Utkarsh Ambudkar and Rose McIver can be seen in Season 2 of "Ghosts." Photo courtesy of CBS
NEW YORK, Oct. 27 (UPI) -- Ghosts star Utkarsh Ambudkar says he can't wait for his character, Jay Arondekar, to acquire the ability to communicate with the spirits haunting his country bed-and-breakfast the way his wife, Samantha, has.
"Hopefully, we will have many seasons to explore these storylines and I would love nothing more than to see and speak to the people on this stage. But, for now, I get to treat them like my children and ignore them," Ambudkar joked at a recent cast panel for Ghosts at New York Comic Con.

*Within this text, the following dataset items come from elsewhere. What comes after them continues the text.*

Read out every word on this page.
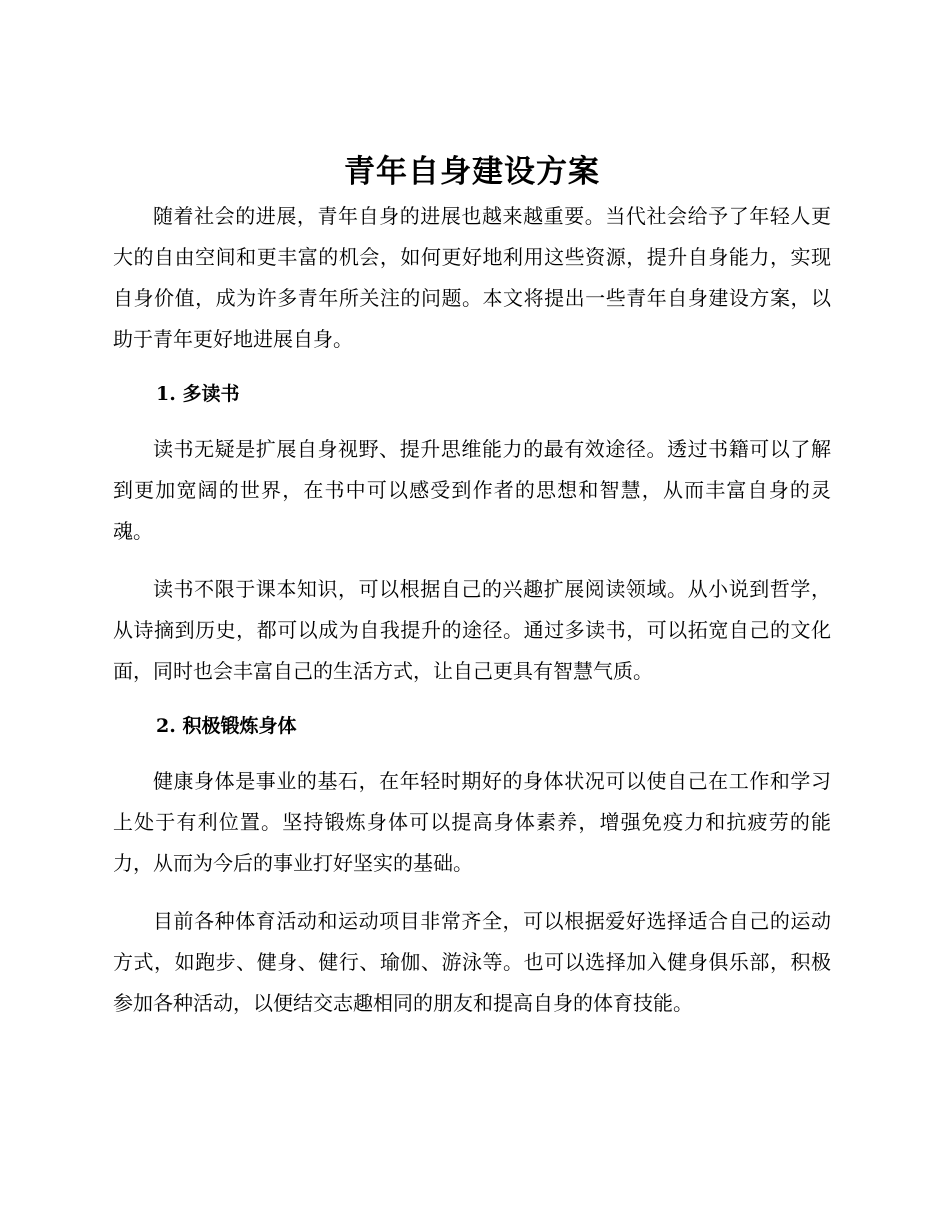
青年自身建设方案

随着社会的进展，青年自身的进展也越来越重要。当代社会给予了年轻人更大的自由空间和更丰富的机会，如何更好地利用这些资源，提升自身能力，实现自身价值，成为许多青年所关注的问题。本文将提出一些青年自身建设方案，以助于青年更好地进展自身。

1. 多读书

读书无疑是扩展自身视野、提升思维能力的最有效途径。透过书籍可以了解到更加宽阔的世界，在书中可以感受到作者的思想和智慧，从而丰富自身的灵魂。

读书不限于课本知识，可以根据自己的兴趣扩展阅读领域。从小说到哲学，从诗摘到历史，都可以成为自我提升的途径。通过多读书，可以拓宽自己的文化面，同时也会丰富自己的生活方式，让自己更具有智慧气质。

2. 积极锻炼身体

健康身体是事业的基石，在年轻时期好的身体状况可以使自己在工作和学习上处于有利位置。坚持锻炼身体可以提高身体素养，增强免疫力和抗疲劳的能力，从而为今后的事业打好坚实的基础。

目前各种体育活动和运动项目非常齐全，可以根据爱好选择适合自己的运动方式，如跑步、健身、健行、瑜伽、游泳等。也可以选择加入健身俱乐部，积极参加各种活动，以便结交志趣相同的朋友和提高自身的体育技能。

"Every time we have a living guest on the show, after we're done shooting, Utkarsh will come and say: 'That person was awesome. We have to have them back. They were great,'" showrunner Joe Wiseman said.
"I'm like, 'Do you really like them or did you just like that you could talk to them?' He's like, 'Both can be true.'"

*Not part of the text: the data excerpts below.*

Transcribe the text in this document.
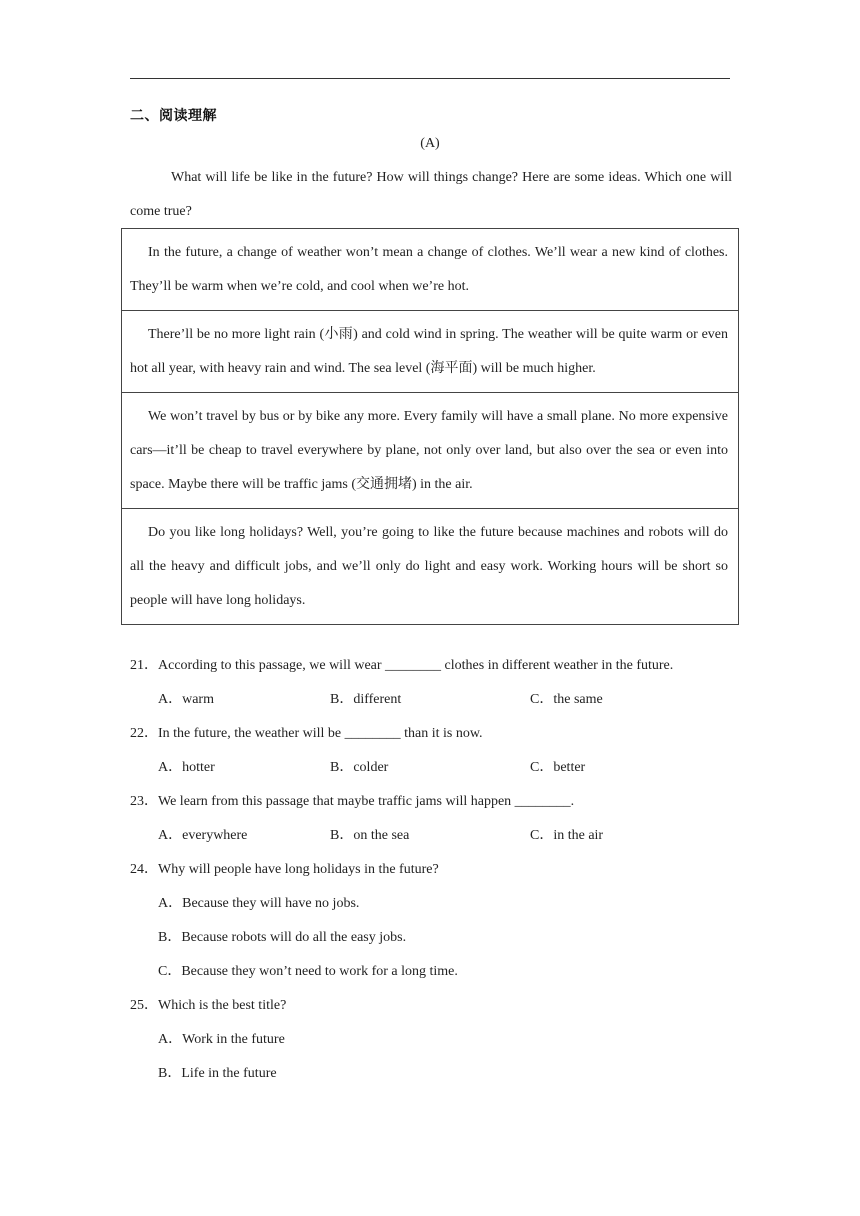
二、阅读理解
(A)
What will life be like in the future? How will things change? Here are some ideas. Which one will come true?
In the future, a change of weather won’t mean a change of clothes. We’ll wear a new kind of clothes. They’ll be warm when we’re cold, and cool when we’re hot.
There’ll be no more light rain (小雨) and cold wind in spring. The weather will be quite warm or even hot all year, with heavy rain and wind. The sea level (海平面) will be much higher.
We won’t travel by bus or by bike any more. Every family will have a small plane. No more expensive cars—it’ll be cheap to travel everywhere by plane, not only over land, but also over the sea or even into space. Maybe there will be traffic jams (交通拥堵) in the air.
Do you like long holidays? Well, you’re going to like the future because machines and robots will do all the heavy and difficult jobs, and we’ll only do light and easy work. Working hours will be short so people will have long holidays.
21．According to this passage, we will wear ________ clothes in different weather in the future.
A．warm	B．different	C．the same
22．In the future, the weather will be ________ than it is now.
A．hotter	B．colder	C．better
23．We learn from this passage that maybe traffic jams will happen ________.
A．everywhere	B．on the sea	C．in the air
24．Why will people have long holidays in the future?
A．Because they will have no jobs.
B．Because robots will do all the easy jobs.
C．Because they won’t need to work for a long time.
25．Which is the best title?
A．Work in the future
B．Life in the future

Season 2 of the sitcom airs Thursday nights on CBS.
The remake of a British show by the same name follows a happy couple as they fix up the rundown Woodstone estate they inherited.

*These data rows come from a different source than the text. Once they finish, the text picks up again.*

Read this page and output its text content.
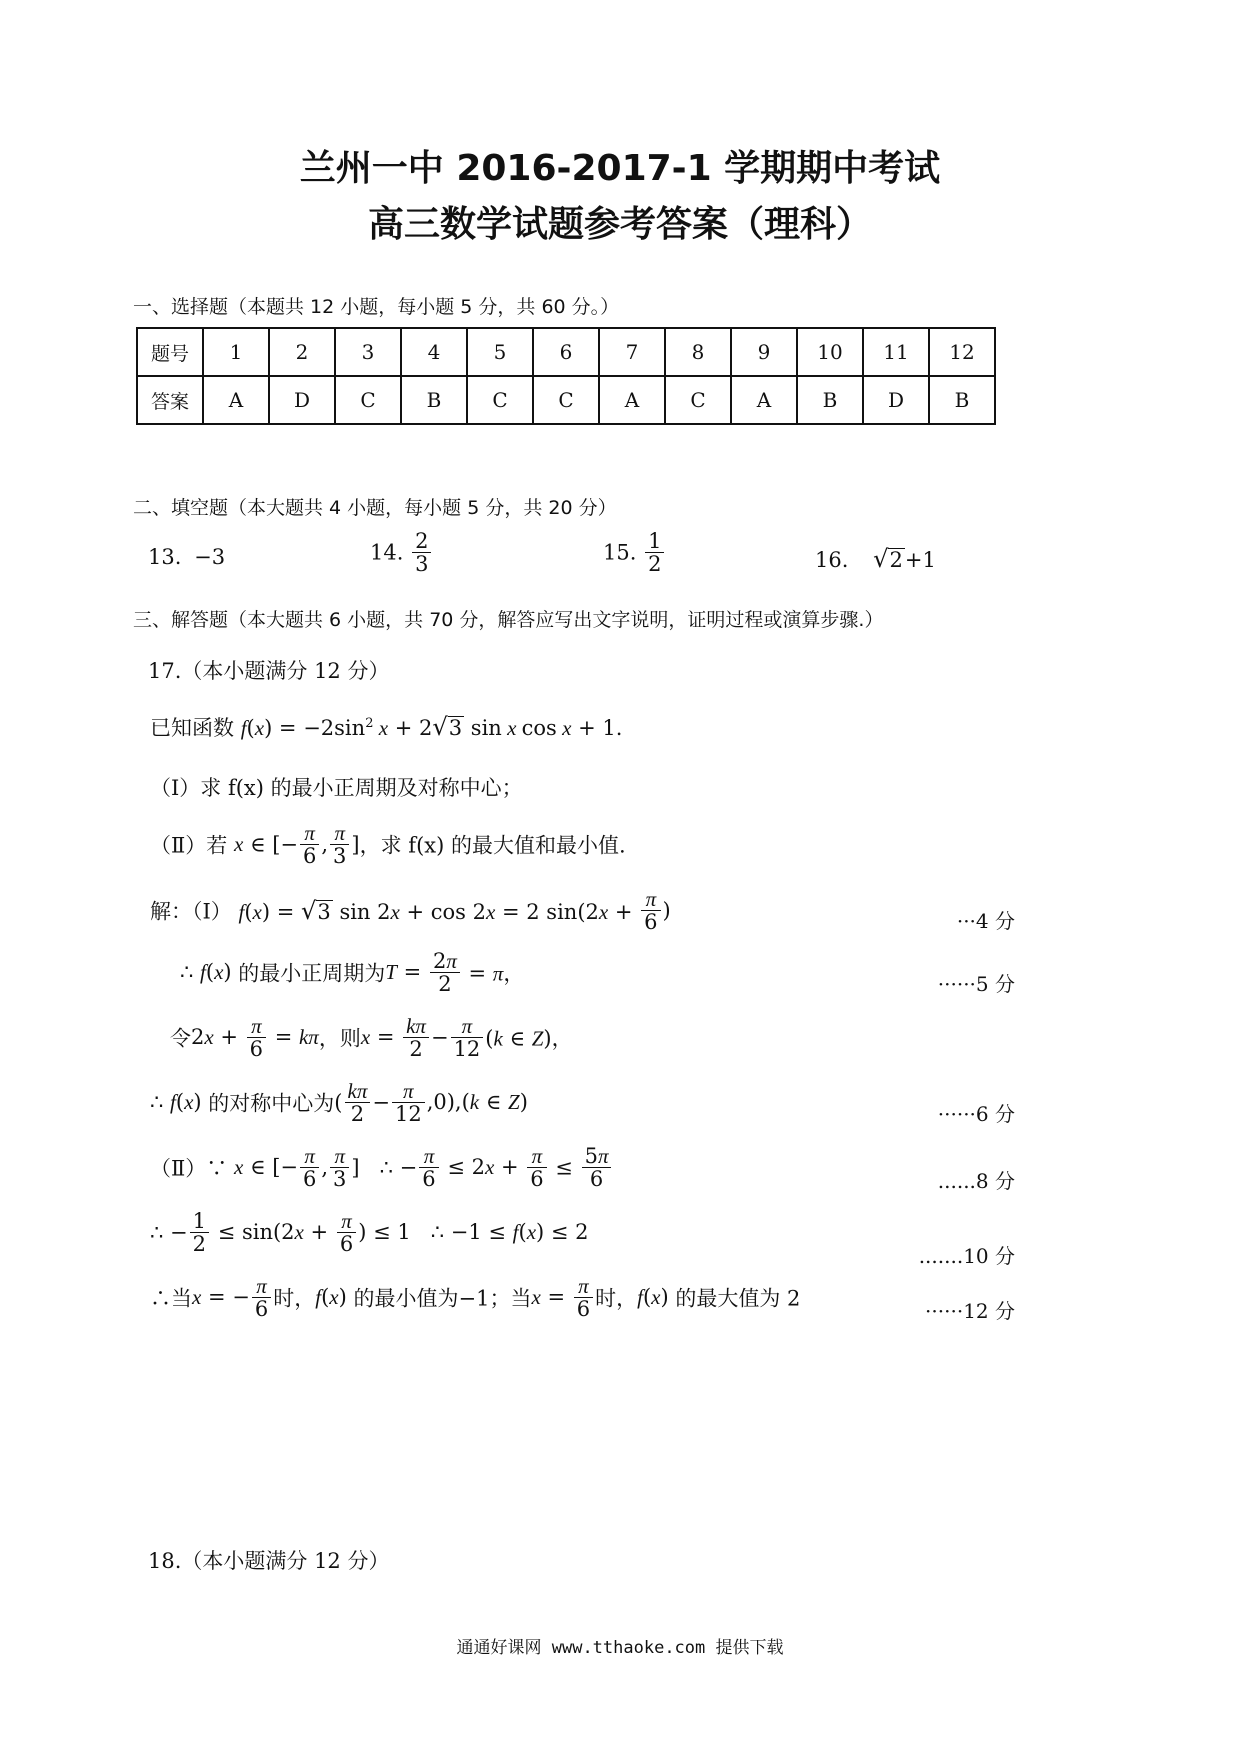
兰州一中 2016-2017-1 学期期中考试
高三数学试题参考答案（理科）
一、选择题（本题共 12 小题，每小题 5 分，共 60 分。）
题号	1	2	3	4	5	6	7	8	9	10	11	12
答案	A	D	C	B	C	C	A	C	A	B	D	B
二、填空题（本大题共 4 小题，每小题 5 分，共 20 分）
13. −3	14. $\frac{2}{3}$	15. $\frac{1}{2}$	16. √2+1
三、解答题（本大题共 6 小题，共 70 分，解答应写出文字说明，证明过程或演算步骤.）
17.（本小题满分 12 分）
已知函数 $f(x) = -2\sin^2$ x + 2√3 sin x cos x + 1.
（Ⅰ）求 f(x) 的最小正周期及对称中心；
（Ⅱ）若 x ∈ [− $\frac{\pi}{6}$ , $\frac{\pi}{3}$ ]，求 f(x) 的最大值和最小值.
解：（Ⅰ） f(x) = √3 sin 2x + cos 2x = 2 $\sin(2x + \frac{\pi}{6}$ )	···4 分
∴ f(x) 的最小正周期为$T = \frac{2\pi}{2} = \pi$，	······5 分
令$2x + \frac{\pi}{6} = k\pi$，则$x = \frac{k\pi}{2} - \frac{\pi}{12} (k$ ∈ Z)，
∴ f(x) 的对称中心为( $\frac{k\pi}{2} - \frac{\pi}{12} ,0),(k$ ∈ Z)	······6 分
（Ⅱ）∵ x ∈ [− $\frac{\pi}{6}$ , $\frac{\pi}{3}$ ]   ∴ − $\frac{\pi}{6} \le 2x + \frac{\pi}{6} \le \frac{5\pi}{6}$	......8 分
∴ − $\frac{1}{2} \le \sin(2x + \frac{\pi}{6}$ ) ≤ 1   ∴ −1 ≤ f(x) ≤ 2
.......10 分
∴当x = − $\frac{\pi}{6}$ 时，f(x) 的最小值为−1；当$x = \frac{\pi}{6}$ 时，f(x) 的最大值为 2
······12 分
18.（本小题满分 12 分）
通通好课网 www.tthaoke.com 提供下载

The twist is the inn just happens to be inhabited by the specters of a Prohibition-era lounge singer Alberta (Danielle Pinnock); American Revolutionary War Capt. Isaac Higgintoot (Brandon Scott Jones); hippie Flower (Sheila Carrasco); 1980s scout troop leader Pete (Richie Moriarty); medieval Viking explorer Thorfinn (Devan Chandler Long); 1990s financier Trevor (Asher Grodman); 16th-century Native American Sasappis (Román Zaragoza); and 19th-century socialite Hetty (Rebecca Wisocky).
Samantha (Rose McIver) is able to see her housemates only after she has a near-death experience and she relays to Jay what they are saying and doing.
From the beginning, Jay believes in his spouse's new talent.
"Happy wife, happy life," Ambudkar said.
"We could have had a whole season of Sam trying to convince Jay ghosts are real and he can't be a part of the adventure. From the second or fifth page, whatever it is, Jay is there. He believes in her. He's trying his very best to be a part of it. He so desperately wants to see these ghosts," he said.
Most of the cast members shoot the scenes twice to capture what Sam sees and what Jay misses.
"They still say their lines and they are there for us with the same energy as they had the first time," Ambudkar said of the actors who play ghosts even when they are heard delivering their lines from offstage so they are heard but not seen.
"Rose is our engine. She does the heavy lifting. Rose remembers where everyone was, what their intentions were," he said of the actress who plays his screen wife.
She couldn't attend Comic Con because she was Montreal filming.
"She responds to them and manages my responses to her. Rose is really our puppet-master on set. She does so much work. She is our unsung hero. I check out. I'm like, 'I wonder if we're having steak for lunch.' Rose is doing most of the work and she is great at it."
Ambudkar insisted he had no concerns about the show's popularity waning in its sophomore season.
"This show is for the people. You guys have made it the phenomenon that it is. Without you, we'd be the United States of Al. We'd be gone," he told the audience, referring to the CBS sitcom that was canceled in 2021 after two seasons.
"I have been outside between Season 1 and Season 2 and I've seen how much joy people get from the show. I wasn't worried about Season 2. I knew you'd come out and we'd do it together."
Grodman said the show's storytelling style is unlike any other on television.
"Audiences know much more than the eight clowns who are trapped in Woodstone -- because we are all trapped in the past -- but there is hundreds of years of history that we know more about than you do and so we get to approach that relationship with an audience from two different points of view," he said.
Wiseman said the backstories of the ghosts and the interactions between figures from different time periods are the "secret juice" of the show.
"We love finding different pairings. Sometimes, in the writer's room, we'll be like, 'Who are two people we haven't seen together -- either not at all or not enough?' And we'll talk about different stories that can generate from that," he said.